Au cœur des retrouvailles révélant une séparation trop longue, Louis ne dit mot sans pour autant consentir. Autour des mets préparés par sa mère ou entre quatre yeux avec chacun de ses proches, il s’éloigne progressivement de son objectif premier. Il doute, se souvient, se harcèle. Il laisse échapper le regard de trop, que seule la femme de son frère saura percevoir.
Expier l’indicible en famille
Huis clos peinant pour certains à se mettre en place, Juste la fin du monde fut sans nul doute voulu ainsi dès le départ par Xavier Dolan. Quelques commentateurs pourront juger les premières séquences du film trop longues : celles-ci constituent pourtant sa clé de voûte tout comme celle du réalisme de l’œuvre. Qui ignore encore ces quotidiens qui s’entrechoquent dans toute la routine qui les qualifie, lorsque les membres d’une même famille se retrouvent une fois l’an pour fêter Noël ?
Xavier Dolan axe ainsi son déroulé sur la captation précise de cette réalité. Elle lui permet comme dans Mommy d’introduire et de développer le fond même de ses pensées, autrement dit, celui de chacun de ses personnages. Les querelles et les discours de façades n’existent alors plus. L’essentiel de l’être se fait jour, dans ces ralentis tantôt souvenirs, tantôt expiations.

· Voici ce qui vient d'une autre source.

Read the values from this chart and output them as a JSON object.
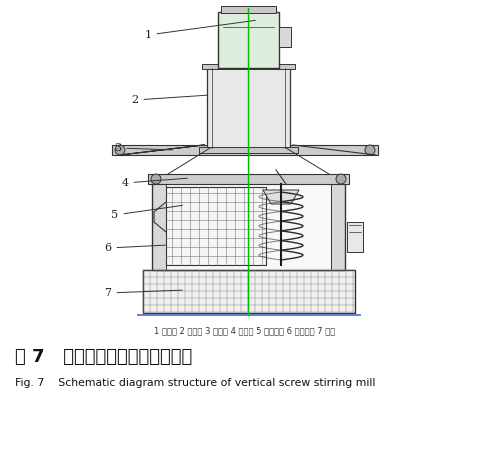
{
  "figure_number": "图 7",
  "chinese_title": "立式螺旋搅拌磨机结构简图",
  "fig_label": "Fig. 7",
  "english_title": "Schematic diagram structure of vertical screw stirring mill",
  "caption_small": "1 主电机 2 减速机 3 支架一 4 支架二 5 搅拌机构 6 筒体部件 7 地基",
  "bg_color": "#ffffff",
  "line_color": "#333333",
  "green_line": "#00bb00",
  "label_color": "#222222"
}
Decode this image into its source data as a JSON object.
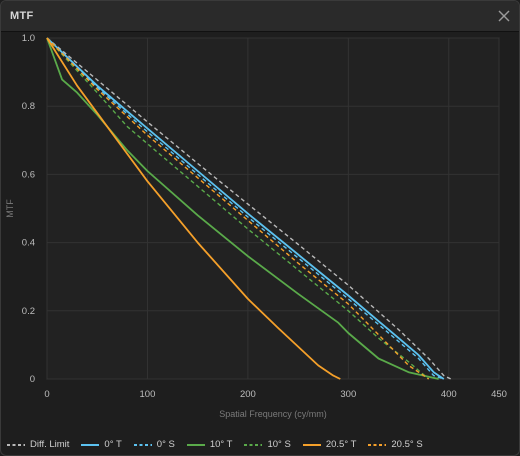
{
  "window": {
    "title": "MTF"
  },
  "colors": {
    "diff": "#b9b9b9",
    "zero": "#5cc2f0",
    "ten": "#5aaa4a",
    "twenty": "#f5a02a"
  },
  "chart_data": {
    "type": "line",
    "title": "",
    "xlabel": "Spatial Frequency (cy/mm)",
    "ylabel": "MTF",
    "xlim": [
      0,
      450
    ],
    "ylim": [
      0,
      1
    ],
    "x_ticks": [
      "0",
      "100",
      "200",
      "300",
      "400",
      "450"
    ],
    "x_tick_values": [
      0,
      100,
      200,
      300,
      400,
      450
    ],
    "y_ticks": [
      "0",
      "0.2",
      "0.4",
      "0.6",
      "0.8",
      "1.0"
    ],
    "y_tick_values": [
      0,
      0.2,
      0.4,
      0.6,
      0.8,
      1.0
    ],
    "grid": true,
    "legend_position": "bottom",
    "series": [
      {
        "name": "Diff. Limit",
        "color": "#b9b9b9",
        "dash": true,
        "points": [
          [
            0,
            1
          ],
          [
            50,
            0.877
          ],
          [
            100,
            0.754
          ],
          [
            150,
            0.632
          ],
          [
            200,
            0.513
          ],
          [
            250,
            0.395
          ],
          [
            300,
            0.275
          ],
          [
            350,
            0.145
          ],
          [
            380,
            0.06
          ],
          [
            395,
            0.01
          ],
          [
            402,
            0
          ]
        ]
      },
      {
        "name": "0° T",
        "color": "#5cc2f0",
        "dash": false,
        "points": [
          [
            0,
            1
          ],
          [
            50,
            0.86
          ],
          [
            100,
            0.735
          ],
          [
            150,
            0.61
          ],
          [
            200,
            0.485
          ],
          [
            250,
            0.365
          ],
          [
            300,
            0.245
          ],
          [
            350,
            0.12
          ],
          [
            370,
            0.07
          ],
          [
            385,
            0.02
          ],
          [
            395,
            0
          ]
        ]
      },
      {
        "name": "0° S",
        "color": "#5cc2f0",
        "dash": true,
        "points": [
          [
            0,
            1
          ],
          [
            50,
            0.855
          ],
          [
            100,
            0.725
          ],
          [
            150,
            0.6
          ],
          [
            200,
            0.475
          ],
          [
            250,
            0.355
          ],
          [
            300,
            0.235
          ],
          [
            350,
            0.11
          ],
          [
            370,
            0.06
          ],
          [
            385,
            0.01
          ],
          [
            395,
            0
          ]
        ]
      },
      {
        "name": "10° T",
        "color": "#5aaa4a",
        "dash": false,
        "points": [
          [
            0,
            1
          ],
          [
            15,
            0.878
          ],
          [
            30,
            0.84
          ],
          [
            50,
            0.775
          ],
          [
            80,
            0.67
          ],
          [
            100,
            0.61
          ],
          [
            150,
            0.48
          ],
          [
            200,
            0.36
          ],
          [
            250,
            0.25
          ],
          [
            290,
            0.165
          ],
          [
            300,
            0.135
          ],
          [
            330,
            0.06
          ],
          [
            360,
            0.02
          ],
          [
            390,
            0
          ]
        ]
      },
      {
        "name": "10° S",
        "color": "#5aaa4a",
        "dash": true,
        "points": [
          [
            0,
            1
          ],
          [
            50,
            0.84
          ],
          [
            80,
            0.74
          ],
          [
            100,
            0.69
          ],
          [
            150,
            0.565
          ],
          [
            200,
            0.44
          ],
          [
            250,
            0.32
          ],
          [
            300,
            0.2
          ],
          [
            330,
            0.12
          ],
          [
            360,
            0.05
          ],
          [
            380,
            0
          ]
        ]
      },
      {
        "name": "20.5° T",
        "color": "#f5a02a",
        "dash": false,
        "points": [
          [
            0,
            1
          ],
          [
            30,
            0.86
          ],
          [
            60,
            0.74
          ],
          [
            100,
            0.58
          ],
          [
            150,
            0.4
          ],
          [
            200,
            0.235
          ],
          [
            230,
            0.15
          ],
          [
            250,
            0.095
          ],
          [
            270,
            0.04
          ],
          [
            285,
            0.01
          ],
          [
            292,
            0
          ]
        ]
      },
      {
        "name": "20.5° S",
        "color": "#f5a02a",
        "dash": true,
        "points": [
          [
            0,
            1
          ],
          [
            50,
            0.85
          ],
          [
            100,
            0.715
          ],
          [
            150,
            0.59
          ],
          [
            200,
            0.465
          ],
          [
            250,
            0.34
          ],
          [
            300,
            0.22
          ],
          [
            330,
            0.13
          ],
          [
            360,
            0.04
          ],
          [
            380,
            0
          ]
        ]
      }
    ]
  }
}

Juste la fin du monde : vol au-dessus des nus
Juste la fin du monde est juste un film exemplaire. Un film ressenti, un film vrai, un film réussi. Il confirme l’état de grâce sur lequel surfe Xavier Dolan. Une réalité, une de plus, la seule qu’il ne capturera et qu’il ne dévoilera jamais, car étant la conséquence du talent qui le constitue, de sa connexion avec le monde d’aujourd’hui, de son processus créatif hors-norme et de son travail enfin reconnus.
Juste la fin du monde a notamment reçu le Grand Prix du jury durant la dernière édition du Festival de Cannes. Mais qu’importe les certifications justifiées de ses pairs : Xavier Dolan est juste au-dessus du lot, passé maître dans l’art de conjuguer empathie et punch, de partager celui-ci et de le mettre en scène magistralement à travers des castings repositionnant les plus grands acteurs dans le premier rôle précédant tous leurs autres : celui d’un homme, d’une femme, d’un être humain sachant omettre l’inévitable non par ignorance, mais par cette volonté de se sentir vivre plutôt que d’être en vie.